Les pentes étant parfois abruptes, les ingénieurs responsables du projet ont fait appel à des entreprises high-tech pour transporter les jeunes arbres à l’aide de drones jusqu’aux sommets. Les techniciens pilotaient les drones depuis le pied des collines et, au sommet, des ouvriers agricoles étaient prêts à les planter immédiatement. D’autres drones ont également été utilisés pour l’ensemencement aérien de certaines plantes et fleurs.

 

La sécheresse étant un problème endémique en RAT, il a fallu mettre en place un système de pompage depuis le Yarlung ou son affluent, la Kyichu, pour arroser les jeunes arbres. Des canalisations ont été installées le long des pentes et, à partir de grands réservoirs construits au sommet des collines, un système de goutte-à-goutte humidifie la terre au pied des jeunes plants. Pour alimenter le pompage en énergie, l’électricité est fournie par des panneaux solaires installés à proximité.

Ce projet de grande envergure est pourvoyeur d’emplois variés. Il exige une coopération à tous les niveaux : ingénieurs pour la gestion globale, agronomes pour le choix des plantes, les tests de résistance et l’analyse des sols, techniciens pour les drones et les systèmes hydrauliques, informaticiens pour la numérisation dans les fermes et les serres, ouvriers agricoles pour la plantation, etc.

Le projet s’inscrit dans le nouveau modèle de développement de la RAT, qui ambitionne de combiner économie et écologie de manière durable.
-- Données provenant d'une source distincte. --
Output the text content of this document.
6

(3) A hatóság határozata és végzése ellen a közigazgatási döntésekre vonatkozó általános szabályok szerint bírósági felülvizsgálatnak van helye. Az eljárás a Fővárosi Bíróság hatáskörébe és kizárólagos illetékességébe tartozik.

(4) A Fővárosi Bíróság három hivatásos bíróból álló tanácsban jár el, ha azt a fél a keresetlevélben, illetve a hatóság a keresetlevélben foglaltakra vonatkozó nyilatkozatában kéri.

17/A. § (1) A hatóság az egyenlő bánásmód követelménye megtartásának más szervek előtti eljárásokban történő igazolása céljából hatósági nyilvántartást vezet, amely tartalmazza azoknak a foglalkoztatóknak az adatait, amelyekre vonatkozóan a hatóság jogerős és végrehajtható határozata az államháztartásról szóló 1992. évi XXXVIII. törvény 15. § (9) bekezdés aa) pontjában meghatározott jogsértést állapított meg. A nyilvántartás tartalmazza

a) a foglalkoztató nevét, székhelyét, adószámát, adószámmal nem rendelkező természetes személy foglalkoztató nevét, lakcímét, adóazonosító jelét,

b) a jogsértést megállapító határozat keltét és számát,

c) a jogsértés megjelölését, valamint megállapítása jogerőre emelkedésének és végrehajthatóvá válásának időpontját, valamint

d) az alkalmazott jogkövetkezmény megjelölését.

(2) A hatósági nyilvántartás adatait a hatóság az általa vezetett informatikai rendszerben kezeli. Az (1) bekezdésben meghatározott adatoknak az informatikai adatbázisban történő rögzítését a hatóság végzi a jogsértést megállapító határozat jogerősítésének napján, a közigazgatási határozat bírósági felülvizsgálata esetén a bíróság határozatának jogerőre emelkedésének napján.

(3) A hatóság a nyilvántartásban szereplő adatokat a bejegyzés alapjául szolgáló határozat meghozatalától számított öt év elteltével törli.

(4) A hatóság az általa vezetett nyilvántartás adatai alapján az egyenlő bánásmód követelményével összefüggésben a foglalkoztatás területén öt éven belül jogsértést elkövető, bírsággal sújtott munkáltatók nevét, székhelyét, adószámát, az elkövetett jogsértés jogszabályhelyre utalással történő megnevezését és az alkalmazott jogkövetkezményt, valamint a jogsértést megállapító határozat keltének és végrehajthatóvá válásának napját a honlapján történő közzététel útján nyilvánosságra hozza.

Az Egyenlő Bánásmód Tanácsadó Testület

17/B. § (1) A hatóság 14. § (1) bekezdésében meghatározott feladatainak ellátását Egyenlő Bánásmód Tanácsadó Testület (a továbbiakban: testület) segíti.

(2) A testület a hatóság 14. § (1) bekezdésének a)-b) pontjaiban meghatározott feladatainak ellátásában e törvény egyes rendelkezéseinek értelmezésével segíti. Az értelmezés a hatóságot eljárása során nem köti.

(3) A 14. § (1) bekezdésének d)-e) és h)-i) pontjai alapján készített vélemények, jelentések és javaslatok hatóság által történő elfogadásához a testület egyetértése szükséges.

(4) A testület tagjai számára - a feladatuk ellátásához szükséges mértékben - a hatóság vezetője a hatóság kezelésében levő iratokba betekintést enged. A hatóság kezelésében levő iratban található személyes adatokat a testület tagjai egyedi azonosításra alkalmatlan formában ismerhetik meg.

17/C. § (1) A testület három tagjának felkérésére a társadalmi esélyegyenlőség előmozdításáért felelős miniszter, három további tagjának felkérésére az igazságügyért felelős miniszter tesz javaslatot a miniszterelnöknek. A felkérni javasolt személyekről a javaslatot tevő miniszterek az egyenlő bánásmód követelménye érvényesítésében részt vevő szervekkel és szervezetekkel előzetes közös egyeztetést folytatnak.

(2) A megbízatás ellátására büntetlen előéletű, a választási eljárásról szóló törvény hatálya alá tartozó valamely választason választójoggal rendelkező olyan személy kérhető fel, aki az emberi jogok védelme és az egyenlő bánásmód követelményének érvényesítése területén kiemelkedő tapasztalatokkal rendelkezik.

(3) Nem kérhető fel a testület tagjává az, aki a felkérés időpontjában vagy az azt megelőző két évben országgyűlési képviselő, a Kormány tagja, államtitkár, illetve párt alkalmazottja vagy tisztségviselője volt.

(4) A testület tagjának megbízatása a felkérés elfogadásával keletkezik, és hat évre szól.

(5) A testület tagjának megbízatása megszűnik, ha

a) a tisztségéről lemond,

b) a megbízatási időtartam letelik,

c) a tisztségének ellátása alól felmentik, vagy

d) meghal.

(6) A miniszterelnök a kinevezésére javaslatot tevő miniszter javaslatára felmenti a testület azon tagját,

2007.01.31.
Construire une économie résiliente et autosuffisante réduit la dépendance de la RAT au gouvernement central.

Depuis 2021, le gouvernement de la RAT a opté pour un développement structuré selon trois axes principaux :

  1. La protection de l’environnement et de la biodiversité – dont fait partie le projet de reboisement de la vallée du Yarlung –, l’aménagement des réserves et des parcs naturels, les recherches climatiques menées à l’échelle internationale, la gestion de l’eau et des zones humides ;
  2. L’essor du tourisme, qu’il convient de canaliser, notamment en développant l’alternative de l’écotourisme : treks de haute altitude, observation de la faune et de la flore, randonnées à vélo, hébergement chez l’habitant, etc. ;
  3. L’exploitation des ressources naturelles : solaire et éolien associés à des agro-parcs, des PME ou d’autres industries, hydraulique avec la gestion des méga-barrages et l’exportation d’électricité vers les provinces de l’est, sans oublier d’autres ressources telles que l’eau minérale, les plantes médicinales, les minerais et terres rares.

La RAT confirme ainsi son rôle de premier réservoir stratégique de biodiversité, d’énergie verte et de ressources naturelles de la Chine. Elle s’apprête à écrire un nouveau chapitre de son histoire.